Thanks for this post. I am theoretical physicist and I agree that LLM interpretability is a physics problem. I think more and more physicists are becoming interested in this problem because it is obvious to us that physics methods, ideas and tools will be useful here. The whole field of physics is just mechanistic interpretability of the universe. Physics is quite broad and there are no fixed rules. The only goal is to increase understanding in any possible way and in fact one should always change and redefine the rules of the game. LLMs (as a toy model of intelligence) is just another complex system and one with which it is very easy to experiment.
I agree! LLMs are in many ways self-organized complex systems. And they are very easy to experiment on.
Which questions about LLM interpretability do you think theoretical physics can help investigate?
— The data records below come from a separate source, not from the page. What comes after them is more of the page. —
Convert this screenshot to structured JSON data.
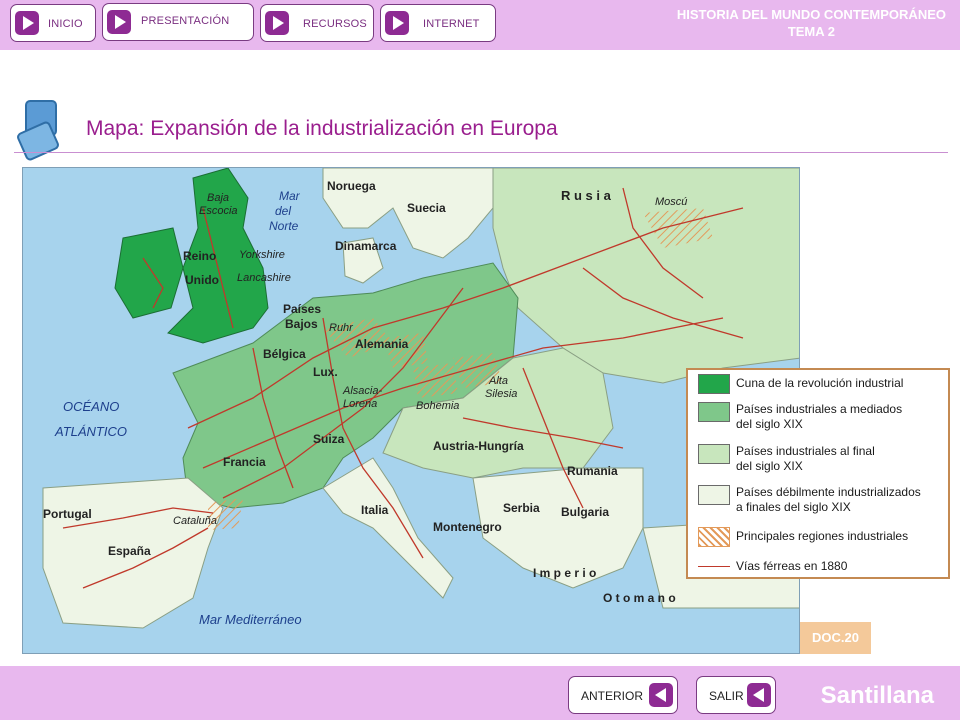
{
  "nav": {
    "items": [
      {
        "label": "INICIO"
      },
      {
        "label": "PRESENTACIÓN"
      },
      {
        "label": "RECURSOS"
      },
      {
        "label": "INTERNET"
      }
    ]
  },
  "header": {
    "line1": "HISTORIA DEL MUNDO CONTEMPORÁNEO",
    "line2": "TEMA 2"
  },
  "page": {
    "title": "Mapa: Expansión de la industrialización en Europa"
  },
  "map": {
    "labels": {
      "mar_del_norte": [
        "Mar",
        "del",
        "Norte"
      ],
      "noruega": "Noruega",
      "suecia": "Suecia",
      "dinamarca": "Dinamarca",
      "rusia": "R u s i a",
      "moscu": "Moscú",
      "baja_escocia": [
        "Baja",
        "Escocia"
      ],
      "reino_unido": [
        "Reino",
        "Unido"
      ],
      "yorkshire": "Yorkshire",
      "lancashire": "Lancashire",
      "paises_bajos": [
        "Países",
        "Bajos"
      ],
      "ruhr": "Ruhr",
      "belgica": "Bélgica",
      "alemania": "Alemania",
      "lux": "Lux.",
      "alsacia_lorena": [
        "Alsacia-",
        "Lorena"
      ],
      "alta_silesia": [
        "Alta",
        "Silesia"
      ],
      "bohemia": "Bohemia",
      "oceano_atlantico": [
        "OCÉANO",
        "ATLÁNTICO"
      ],
      "suiza": "Suiza",
      "francia": "Francia",
      "austria_hungria": "Austria-Hungría",
      "rumania": "Rumania",
      "portugal": "Portugal",
      "cataluna": "Cataluña",
      "italia": "Italia",
      "serbia": "Serbia",
      "bulgaria": "Bulgaria",
      "montenegro": "Montenegro",
      "espana": "España",
      "imperio": "I m p e r i o",
      "otomano": "O t o m a n o",
      "mar_mediterraneo": "Mar  Mediterráneo"
    },
    "colors": {
      "sea": "#a7d3ed",
      "cradle": "#22a64a",
      "mid_century": "#7fc78a",
      "late_century": "#c8e6bd",
      "weak": "#eef5e6",
      "railway": "#c0392b",
      "industrial_hatch": "#e39a5a"
    }
  },
  "legend": {
    "items": [
      {
        "text": [
          "Cuna de la revolución industrial"
        ]
      },
      {
        "text": [
          "Países industriales a mediados",
          "del siglo XIX"
        ]
      },
      {
        "text": [
          "Países industriales al final",
          "del siglo XIX"
        ]
      },
      {
        "text": [
          "Países débilmente industrializados",
          "a finales del siglo XIX"
        ]
      },
      {
        "text": [
          "Principales regiones industriales"
        ]
      },
      {
        "text": [
          "Vías férreas en 1880"
        ]
      }
    ]
  },
  "doc_badge": "DOC.20",
  "footer": {
    "prev_label": "ANTERIOR",
    "exit_label": "SALIR",
    "brand": "Santillana"
  }
}
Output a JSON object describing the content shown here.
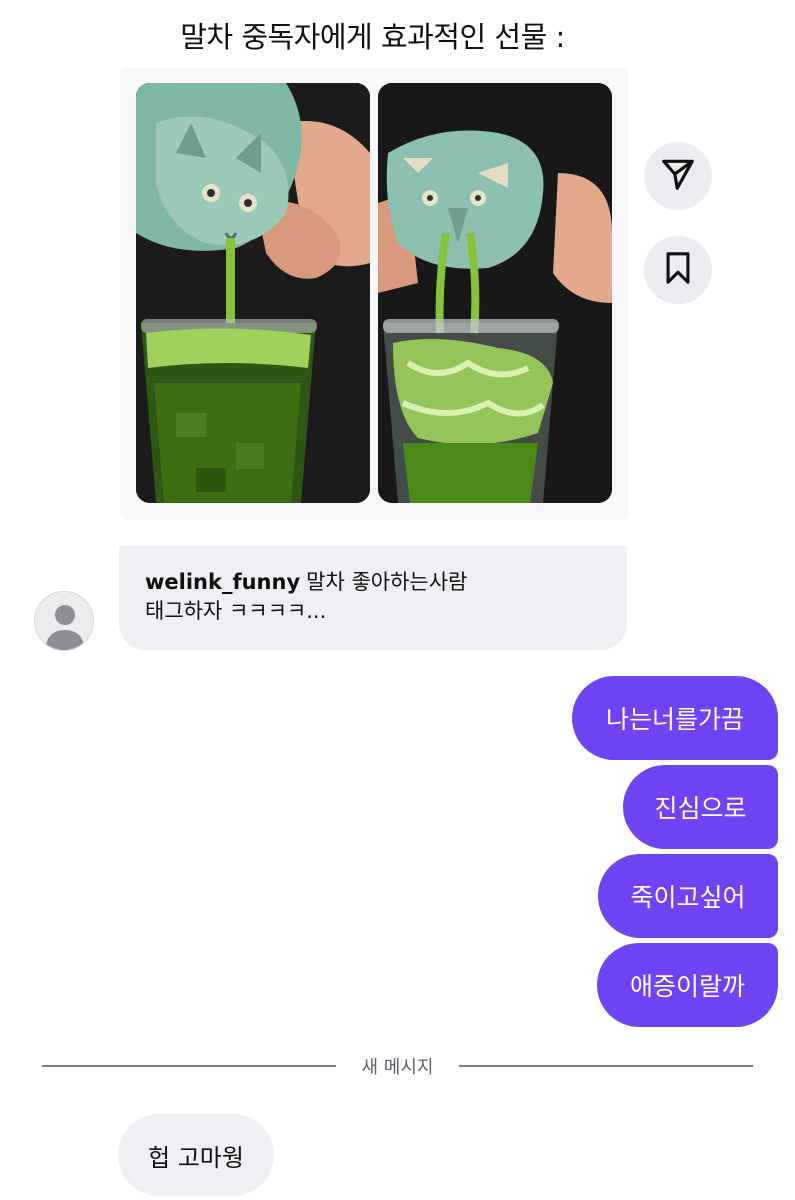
{
  "post": {
    "title": "말차 중독자에게 효과적인 선물 :",
    "images": [
      "matcha-pouring-cat-mug-photo",
      "matcha-pouring-cat-mug-over-ice-photo"
    ]
  },
  "actions": {
    "share_icon": "send-icon",
    "save_icon": "bookmark-icon"
  },
  "caption": {
    "username": "welink_funny",
    "text_line1": "말차 좋아하는사람",
    "text_line2": "태그하자 ㅋㅋㅋㅋ..."
  },
  "messages": {
    "outgoing": [
      "나는너를가끔",
      "진심으로",
      "죽이고싶어",
      "애증이랄까"
    ],
    "divider_label": "새 메시지",
    "incoming": [
      "헙 고마웡"
    ]
  },
  "colors": {
    "outgoing_bubble": "#7043f5",
    "incoming_bubble": "#efeff3",
    "icon_button_bg": "#ececf0"
  }
}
I have some objections to this, from the perspective of a doc I'm writing (and will possibly post in a few weeks). I think that you're using biology as a synonym for feature/circuit microscopy, but I think there are some biologically motivated perspectives like self-organised criticality or systems neuroscience that use statistical-physics formalisms but are primarily biological in nature. Likewise, physics is not only about smooth, universal regularities. Phase transitions, renormalisation and critical phenomena are central to modern physics and they are violently non-smooth. That side of physics is almost completely absent in the piece, and overall I would say that the rhetorical contrast isn't so clear as depicted in the article.
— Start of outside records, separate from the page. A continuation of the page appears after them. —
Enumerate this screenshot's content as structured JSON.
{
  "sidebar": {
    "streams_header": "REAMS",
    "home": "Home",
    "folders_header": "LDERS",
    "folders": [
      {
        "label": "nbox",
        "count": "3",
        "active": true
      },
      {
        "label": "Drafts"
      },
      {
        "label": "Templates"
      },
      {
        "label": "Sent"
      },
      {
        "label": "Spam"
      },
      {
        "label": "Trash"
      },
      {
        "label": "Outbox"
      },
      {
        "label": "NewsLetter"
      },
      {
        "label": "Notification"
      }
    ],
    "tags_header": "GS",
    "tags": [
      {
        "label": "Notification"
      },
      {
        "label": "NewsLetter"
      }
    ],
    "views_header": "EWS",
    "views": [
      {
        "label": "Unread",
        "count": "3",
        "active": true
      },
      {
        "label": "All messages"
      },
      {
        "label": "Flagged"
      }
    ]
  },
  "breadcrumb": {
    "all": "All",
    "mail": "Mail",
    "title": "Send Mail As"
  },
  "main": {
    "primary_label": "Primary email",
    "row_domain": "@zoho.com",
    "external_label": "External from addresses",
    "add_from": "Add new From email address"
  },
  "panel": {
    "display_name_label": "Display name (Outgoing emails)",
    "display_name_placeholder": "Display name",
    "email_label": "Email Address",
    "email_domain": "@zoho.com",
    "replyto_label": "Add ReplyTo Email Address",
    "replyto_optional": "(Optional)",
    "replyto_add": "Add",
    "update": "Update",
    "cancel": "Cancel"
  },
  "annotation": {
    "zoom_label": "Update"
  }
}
I agree it would be nice if we could get a second law of thermodynamics for LLMs. But safety interventions are usually enacted locally (gradient nudges, RLHF reward shaping, inference-time steering) and a thermodynamic state variable a la "entropy of the latent field" is almost certainly too coarse to guarantee that the next token is non-harmful. I think you underplay a manipulability criterion, where a variable is only valuable if you can steer it cheaply and predictably, which is why we might care about critical windows.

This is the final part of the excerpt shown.